Überhaupt sind Formeln und Begriffe daraufhin zu überprüfen, wieweit sie eine positiv-konstruktive Spiritualität fördern helfen, wieweit sie heute anschlussfähig sind, aber auch 
wie viel Missbrauchspotential in ihnen stecken könnte: Gnade, Buße, Schuld, Hochmut, Erlösung, Natur, Gotteskindschaft, Versuchung, Demut, Geißelungen und Demütigungen; Gehorsam; Wille Gottes oder Vorstellungen vom "Leid als Prüfstein" und deren  jeweilige Verwendungszusammenhänge kritisch zu hinterfragen. In der Moraltheologie wird man erörtern müssen, welche verändernde Wirkung Spiritueller Machtmissbrauch auf sensible Themen hat (Sexualitäten; Gender-Fragen; Rigorismus - Perfektionismus). Die Liturgiewissenschaften wie die Pastoraltheologie müssen z.B. Gebetstexte und Lieder, Formen von Gottesdienst und Ritualen, Vorstellungen von Seelsorge daraufhin analysieren, ob und wie sie sich verunstalten lassen für Manipulation und Machtdemonstration. Das Kirchenrecht hat bisher die Problematik des Spirituellen Machtmissbrauchs nicht aufgegriffen und auch die jüngsten Reformen des kirchlichen Strafrechts bleiben seltsam schweigsam. 

Theologie braucht einen fundamentalen Reset

Spiritueller Machtmissbrauch ist also kein weiteres zusätzliches Thema, quasi ein Spezialthema (ein weiterer Traktakt in Ergänzung zu den klassischen theologischen Traktaten), das einzelne theologische Fächer zu bearbeiten hätten, sondern ist eine radikale Frage, die jede theologische Disziplin trifft, die jeden Theologen und jede Theologin beunruhigen und verändern muss.  

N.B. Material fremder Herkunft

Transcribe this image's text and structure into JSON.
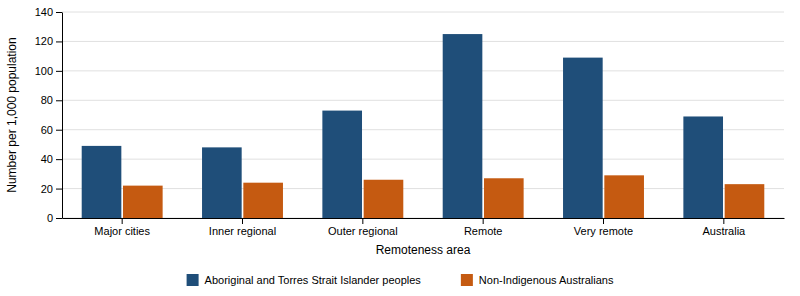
{
  "chart_data": {
    "type": "bar",
    "xlabel": "Remoteness area",
    "ylabel": "Number per 1,000 population",
    "categories": [
      "Major cities",
      "Inner regional",
      "Outer regional",
      "Remote",
      "Very remote",
      "Australia"
    ],
    "series": [
      {
        "name": "Aboriginal and Torres Strait Islander peoples",
        "color": "#1F4E79",
        "values": [
          49,
          48,
          73,
          125,
          109,
          69
        ]
      },
      {
        "name": "Non-Indigenous Australians",
        "color": "#C55A11",
        "values": [
          22,
          24,
          26,
          27,
          29,
          23
        ]
      }
    ],
    "ylim": [
      0,
      140
    ],
    "yticks": [
      0,
      20,
      40,
      60,
      80,
      100,
      120,
      140
    ],
    "grid": true,
    "legend": "bottom"
  }
}
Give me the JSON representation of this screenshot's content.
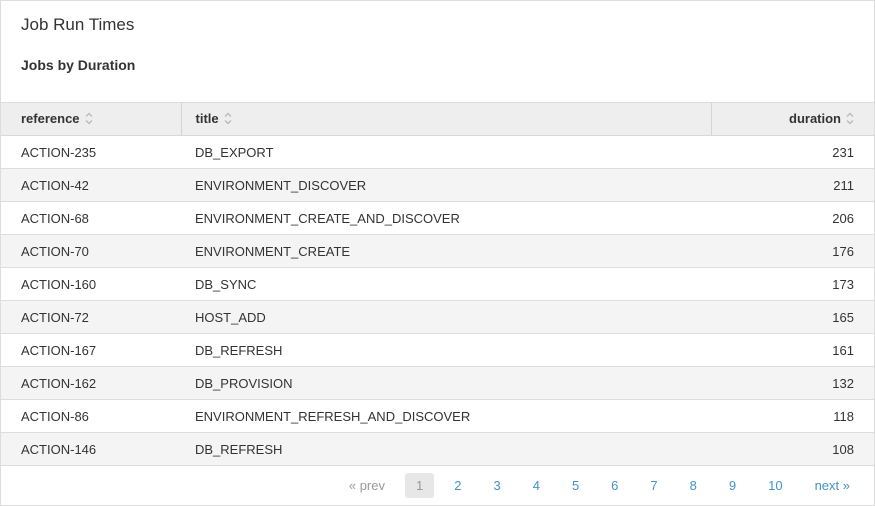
{
  "page": {
    "title": "Job Run Times",
    "subtitle": "Jobs by Duration"
  },
  "table": {
    "columns": [
      {
        "key": "reference",
        "label": "reference",
        "sortable": true
      },
      {
        "key": "title",
        "label": "title",
        "sortable": true
      },
      {
        "key": "duration",
        "label": "duration",
        "sortable": true
      }
    ],
    "rows": [
      {
        "reference": "ACTION-235",
        "title": "DB_EXPORT",
        "duration": 231
      },
      {
        "reference": "ACTION-42",
        "title": "ENVIRONMENT_DISCOVER",
        "duration": 211
      },
      {
        "reference": "ACTION-68",
        "title": "ENVIRONMENT_CREATE_AND_DISCOVER",
        "duration": 206
      },
      {
        "reference": "ACTION-70",
        "title": "ENVIRONMENT_CREATE",
        "duration": 176
      },
      {
        "reference": "ACTION-160",
        "title": "DB_SYNC",
        "duration": 173
      },
      {
        "reference": "ACTION-72",
        "title": "HOST_ADD",
        "duration": 165
      },
      {
        "reference": "ACTION-167",
        "title": "DB_REFRESH",
        "duration": 161
      },
      {
        "reference": "ACTION-162",
        "title": "DB_PROVISION",
        "duration": 132
      },
      {
        "reference": "ACTION-86",
        "title": "ENVIRONMENT_REFRESH_AND_DISCOVER",
        "duration": 118
      },
      {
        "reference": "ACTION-146",
        "title": "DB_REFRESH",
        "duration": 108
      }
    ]
  },
  "pagination": {
    "prev_label": "« prev",
    "next_label": "next »",
    "current_page": "1",
    "pages": [
      "1",
      "2",
      "3",
      "4",
      "5",
      "6",
      "7",
      "8",
      "9",
      "10"
    ]
  },
  "colors": {
    "link_blue": "#4393c9",
    "header_bg": "#eeeeee",
    "stripe_bg": "#f4f4f4",
    "border": "#dddddd",
    "muted_text": "#999999",
    "text": "#333333"
  }
}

Mit den theologischen Wissenschaften ins Gespräch kommen

Hilfreich können Gesprächsrunden und Tagungen sein, die zum Austausch zwischen Wissenschaft und Praxis einladen und bei denen Betroffene Gehör finden.

Durch gezielte Förderung von Promotionsthemen und Magisterarbeiten in allen theologischen Disziplinen kann das Verstehen vertieft und eine allgemeine Sensibilisierung erreicht werden.